Blue phosphorus—mapped and measured for the first time
Until recently, the existence of 'blue' phosphorus was pure theory. Now, an HZB team has examined samples of blue phosphorus at BESSY II for the first time and mapped their electronic band structure. They report that it represents an exotic phosphorus modification. Blue phosphorus is an interesting candidate for new optoelectronic devices.
Phosphorus exists in various allotropes and changes its properties with each new form. So far, red, violet, white and black phosphorus have been reported. While some phosphorus compounds are essential for life, white phosphorus is poisonous and flammable.
Now, another allotrope has been identified. In 2014, a team from Michigan State University in the U.S. performed model calculations to predict that blue phosphorus should be also stable.

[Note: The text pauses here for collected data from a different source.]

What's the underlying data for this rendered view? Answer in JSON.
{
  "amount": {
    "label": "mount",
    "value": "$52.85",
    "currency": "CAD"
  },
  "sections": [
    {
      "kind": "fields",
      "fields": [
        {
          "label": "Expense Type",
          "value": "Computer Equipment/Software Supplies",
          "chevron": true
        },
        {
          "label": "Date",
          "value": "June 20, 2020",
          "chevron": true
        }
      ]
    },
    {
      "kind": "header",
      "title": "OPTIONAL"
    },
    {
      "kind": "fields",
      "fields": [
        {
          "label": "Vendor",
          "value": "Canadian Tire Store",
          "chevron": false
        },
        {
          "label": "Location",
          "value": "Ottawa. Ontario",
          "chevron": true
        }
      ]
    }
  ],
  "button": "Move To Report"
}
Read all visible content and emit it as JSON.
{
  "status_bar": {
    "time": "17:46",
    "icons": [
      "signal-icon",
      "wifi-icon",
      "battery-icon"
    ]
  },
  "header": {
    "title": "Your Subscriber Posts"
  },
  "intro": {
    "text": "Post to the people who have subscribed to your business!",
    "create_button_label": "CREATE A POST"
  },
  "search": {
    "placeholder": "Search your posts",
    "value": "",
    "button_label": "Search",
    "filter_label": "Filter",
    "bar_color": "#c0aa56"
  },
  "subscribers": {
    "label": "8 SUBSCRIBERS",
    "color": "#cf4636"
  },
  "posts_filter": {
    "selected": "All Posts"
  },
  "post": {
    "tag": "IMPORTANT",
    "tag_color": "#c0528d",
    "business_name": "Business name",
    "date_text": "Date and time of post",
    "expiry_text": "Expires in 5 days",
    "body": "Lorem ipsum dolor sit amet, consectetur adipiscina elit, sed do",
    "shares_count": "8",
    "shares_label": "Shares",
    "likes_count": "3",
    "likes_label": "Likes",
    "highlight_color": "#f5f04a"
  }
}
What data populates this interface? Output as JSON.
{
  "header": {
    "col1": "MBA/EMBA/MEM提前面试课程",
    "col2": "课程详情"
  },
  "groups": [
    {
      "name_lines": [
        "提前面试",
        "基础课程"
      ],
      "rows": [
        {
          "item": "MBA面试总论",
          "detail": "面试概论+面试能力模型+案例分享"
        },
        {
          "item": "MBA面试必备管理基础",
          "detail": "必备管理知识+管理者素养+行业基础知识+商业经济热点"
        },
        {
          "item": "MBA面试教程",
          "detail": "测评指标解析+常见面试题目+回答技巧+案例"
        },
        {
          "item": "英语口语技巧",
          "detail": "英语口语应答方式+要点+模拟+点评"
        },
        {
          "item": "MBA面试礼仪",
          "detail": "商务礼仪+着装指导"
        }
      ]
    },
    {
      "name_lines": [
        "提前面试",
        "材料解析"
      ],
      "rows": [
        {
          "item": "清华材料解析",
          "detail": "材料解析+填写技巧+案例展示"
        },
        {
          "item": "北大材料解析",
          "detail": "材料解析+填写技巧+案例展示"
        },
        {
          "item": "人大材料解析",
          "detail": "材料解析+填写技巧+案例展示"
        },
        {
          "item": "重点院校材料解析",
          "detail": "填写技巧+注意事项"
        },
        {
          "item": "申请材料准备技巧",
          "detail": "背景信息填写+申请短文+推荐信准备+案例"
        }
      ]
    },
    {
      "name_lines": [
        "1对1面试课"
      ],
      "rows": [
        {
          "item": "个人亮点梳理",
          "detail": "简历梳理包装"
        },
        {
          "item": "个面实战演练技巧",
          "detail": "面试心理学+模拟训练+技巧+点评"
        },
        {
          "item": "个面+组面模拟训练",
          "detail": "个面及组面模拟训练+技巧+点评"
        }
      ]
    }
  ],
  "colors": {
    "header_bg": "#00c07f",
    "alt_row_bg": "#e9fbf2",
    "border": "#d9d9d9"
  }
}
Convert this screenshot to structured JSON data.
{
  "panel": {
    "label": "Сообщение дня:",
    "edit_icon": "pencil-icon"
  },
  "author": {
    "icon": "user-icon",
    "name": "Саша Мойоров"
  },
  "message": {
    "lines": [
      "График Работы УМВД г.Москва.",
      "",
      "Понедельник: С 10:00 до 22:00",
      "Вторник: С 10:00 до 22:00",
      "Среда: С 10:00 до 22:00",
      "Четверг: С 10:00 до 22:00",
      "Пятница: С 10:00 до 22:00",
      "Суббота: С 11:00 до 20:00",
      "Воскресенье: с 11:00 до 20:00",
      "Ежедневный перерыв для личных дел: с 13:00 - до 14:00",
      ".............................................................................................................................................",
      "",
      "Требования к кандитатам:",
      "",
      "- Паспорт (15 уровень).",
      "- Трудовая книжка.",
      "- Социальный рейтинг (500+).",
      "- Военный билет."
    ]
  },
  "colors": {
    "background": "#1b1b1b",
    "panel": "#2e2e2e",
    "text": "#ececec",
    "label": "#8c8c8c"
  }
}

In this form, the phosphorus atoms arrange in a honeycomb structure similar to graphene. However, the structure is not completely flat but regularly buckled. Model calculations showed that blue phosphorus is not a narrow gap semiconductor like black phosphorus in the bulk, but possesses the properties of a semiconductor with a rather large band gap of two electron volts. This large gap, which is seven times larger than in bulk black phosphorus, is important for optoelectronic applications.
In 2016, blue phosphorus was successfully stabilized on a gold substrate by evaporation. Nevertheless, it has only recently been reported that the resulting material is indeed blue phosphorus. To this end, a team from HZB around Evangelos Golias probed the electronic band structure of the material at BESSY II. They were able to measure by angle-resolved photoelectron spectroscopy the distribution of electrons in its valence band, setting the lower limit for the band gap of blue phosphorus.
They found that the P atoms do not arrange independently of the gold substrate but try to adjust to the spacings of the Au atoms. This distorts the corrugated honeycomb lattice in a regular manner, which in turn affects the behavior of electrons in blue phosphorus. As a result, the top of the valence band that defines the one end of the semiconducting band gap agrees with the theoretical predictions about its energy position, but is somewhat shifted.
"So far, researchers have mainly used bulk black phosphorus to exfoliate atomically thin layers," says Professor Oliver Rader, head of HZB-Department Materials for green spintronics. "These also show a large semiconducting band gap, but do not possess the honeycomb structure of blue phosphorus and, above all, cannot be grown directly on a substrate. Our work not only reveals all the material properties of this novel two-dimensional phosphorus allotrope, but highlights the impact of the supporting substrate on the behavior of electrons in blue phosphorus, an essential parameter for any optoelectronic application."